# 1. Calculate the mass of the Sun based on data for Earth's orbit and compare the value obtained...

## Question:

1. Calculate the mass of the Sun based on data for Earth's orbit and compare the value obtained with the Sun's actual mass.

2. Find the mass of Jupiter based on data for the orbit of one of its moons, and compare your result with its actual mass.

## Kepler's Third Law:

When a celestial object is in orbital motion around the heavier object, the period of the object is related to the orbital radius and the mass of the heavier object. In detail, the square of the orbital period is proportional to the cube of the orbital radius.

(1)

According to Kepler's third law, the relationship between the orbital period T and the orbital radius r is given by

{eq}T^2=\dfrac{4\pi^2 r^3}{GM} \\ \rm Here:\\ \,\,\,\, \, \bullet \, G(=6.67\times10^{-11} N m^2/kg^2)\text{: gravitational constant}\\ \,\,\,\, \, \bullet \,M \text{: mass of the Sun}\\ \,\,\,\, \, \bullet \, T(=1\, yr) \text{: orbital period of the Earth}\\ \,\,\,\, \, \bullet \,r(=1.5\times 10^{11}\, m) \text{: distance from the Earth to the Sun} {/eq}

Please note, 1 year is equivalent to {eq}3.16\times 10^7 {/eq} seconds. So, the mass of the Sun is

{eq}\begin{align} M&=\dfrac{4\pi^2r^3}{GT^2}\\\\ &=\dfrac{4\pi^2\times (1.5\times 10^{11})^3}{6.67\times10^{-11}\times (1\times 3.16\times 10^7)^2}\\\\ &=\boxed{2\times 10^{30}\, kg} \end{align} {/eq}

The actual value of the Sun's mass is {eq}1.99\times 10^{30} {/eq} kg, so the calculation above is correct.

(2)

I will choose Io as one of Jupiter's moon.

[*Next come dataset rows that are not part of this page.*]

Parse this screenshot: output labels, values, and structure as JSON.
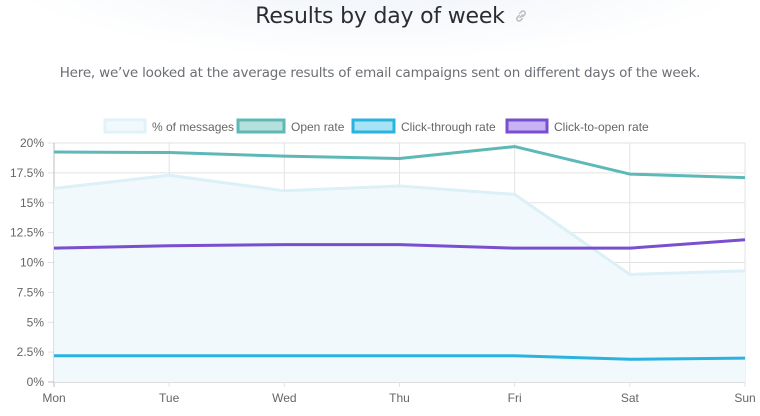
{
  "header": {
    "title": "Results by day of week",
    "link_icon": "link-icon",
    "subtitle": "Here, we’ve looked at the average results of email campaigns sent on different days of the week."
  },
  "colors": {
    "messages_fill": "#f1f9fd",
    "messages_line": "#dcf0f7",
    "open_rate": "#5fb8b8",
    "ctr": "#2ab3de",
    "cto": "#7a4fcf",
    "grid": "#e3e3e3",
    "axis_text": "#666666"
  },
  "chart_data": {
    "type": "line",
    "title": "Results by day of week",
    "xlabel": "",
    "ylabel": "",
    "categories": [
      "Mon",
      "Tue",
      "Wed",
      "Thu",
      "Fri",
      "Sat",
      "Sun"
    ],
    "ylim": [
      0,
      20
    ],
    "y_ticks": [
      "0%",
      "2.5%",
      "5%",
      "7.5%",
      "10%",
      "12.5%",
      "15%",
      "17.5%",
      "20%"
    ],
    "grid": true,
    "legend_position": "top",
    "series": [
      {
        "name": "% of messages",
        "values": [
          16.2,
          17.3,
          16.0,
          16.4,
          15.7,
          9.0,
          9.3
        ],
        "fill": true
      },
      {
        "name": "Open rate",
        "values": [
          19.25,
          19.2,
          18.9,
          18.7,
          19.7,
          17.4,
          17.1
        ]
      },
      {
        "name": "Click-through rate",
        "values": [
          2.2,
          2.2,
          2.2,
          2.2,
          2.2,
          1.9,
          2.0
        ]
      },
      {
        "name": "Click-to-open rate",
        "values": [
          11.2,
          11.4,
          11.5,
          11.5,
          11.2,
          11.2,
          11.9
        ]
      }
    ]
  }
}
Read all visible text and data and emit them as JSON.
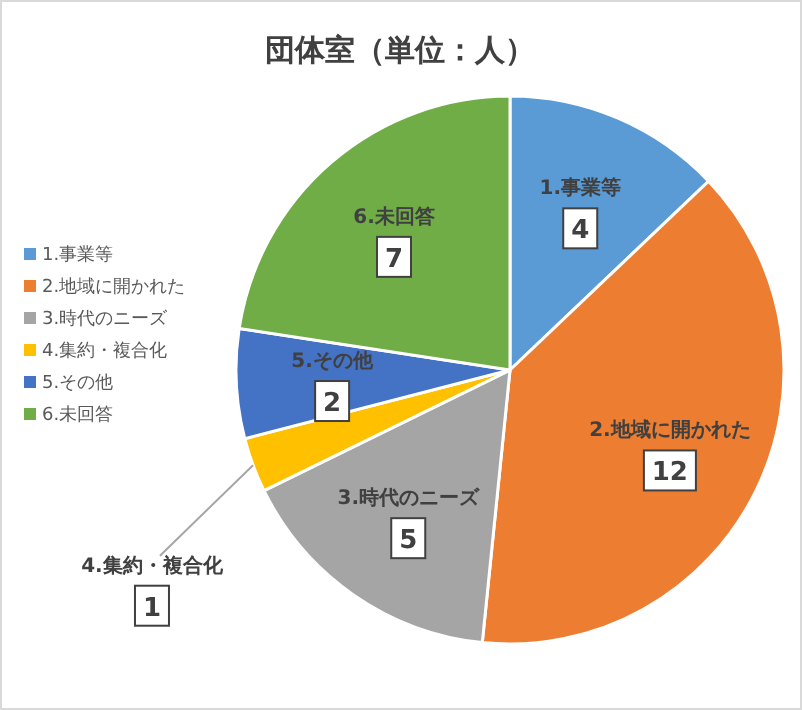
{
  "chart_data": {
    "type": "pie",
    "title": "団体室（単位：人）",
    "categories": [
      "1.事業等",
      "2.地域に開かれた",
      "3.時代のニーズ",
      "4.集約・複合化",
      "5.その他",
      "6.未回答"
    ],
    "values": [
      4,
      12,
      5,
      1,
      2,
      7
    ],
    "colors": [
      "#5b9bd5",
      "#ed7d31",
      "#a5a5a5",
      "#ffc000",
      "#4472c4",
      "#70ad47"
    ],
    "legend": "left",
    "data_labels": true
  }
}
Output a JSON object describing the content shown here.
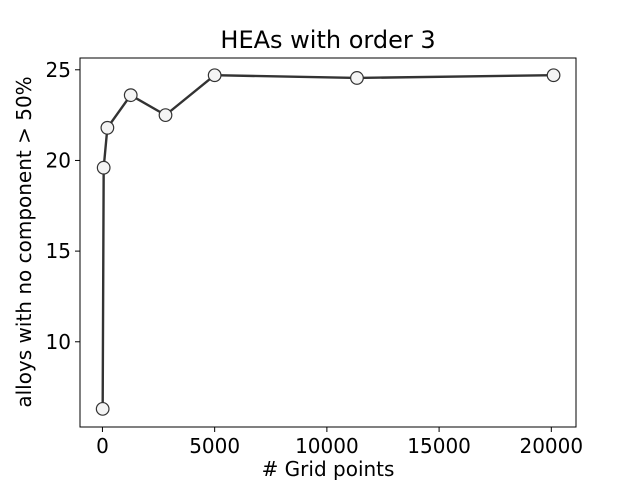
{
  "chart_data": {
    "type": "line",
    "title": "HEAs with order 3",
    "xlabel": "# Grid points",
    "ylabel": "alloys with no component > 50%",
    "x": [
      10,
      55,
      220,
      1260,
      2810,
      5000,
      11340,
      20100
    ],
    "y": [
      6.3,
      19.6,
      21.8,
      23.6,
      22.5,
      24.7,
      24.55,
      24.7
    ],
    "xlim": [
      -1000,
      21100
    ],
    "ylim": [
      5.3,
      25.65
    ],
    "xticks": [
      0,
      5000,
      10000,
      15000,
      20000
    ],
    "xtick_labels": [
      "0",
      "5000",
      "10000",
      "15000",
      "20000"
    ],
    "yticks": [
      10,
      15,
      20,
      25
    ],
    "ytick_labels": [
      "10",
      "15",
      "20",
      "25"
    ],
    "grid": false,
    "colors": {
      "line": "#333333",
      "marker_fill": "#f4f4f4",
      "marker_edge": "#333333"
    }
  }
}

According to Kepler's third law, the relationship between the orbital period T and the orbital radius r is given by

{eq}T^2=\dfrac{4\pi^2 r^3}{GM} \\ \rm Here:\\ \,\,\,\, \, \bullet \, G(=6.67\times10^{-11} N m^2/kg^2)\text{: gravitational constant}\\ \,\,\,\, \, \bullet \,M \text{: mass of Jupiter}\\ \,\,\,\, \, \bullet \, T(=1.769\, \rm days) \text{: orbital period of Io}\\ \,\,\,\, \, \bullet \,r(=4.2\times 10^5\, km) \text{: distance from Io to Jupiter} {/eq}

Please note, 1 km is 1000 meters, 1 day has 24 hours, and there are 3600 seconds in an hour. So, the mass of Jupiter is

{eq}\begin{align} M&=\dfrac{4\pi^2r^3}{GT^2}\\\\ &=\dfrac{4\pi^2\times (4.22\times 10^{8})^3}{6.67\times10^{-11}\times (1.769\times 24\times 3600)^2}\\\\ &=\boxed{1.9\times 10^{27}\, kg} \end{align} {/eq}

The actual value of Jupiter's mass is {eq}1.898\times 10^{27} {/eq} kg, so the calculation above is correct.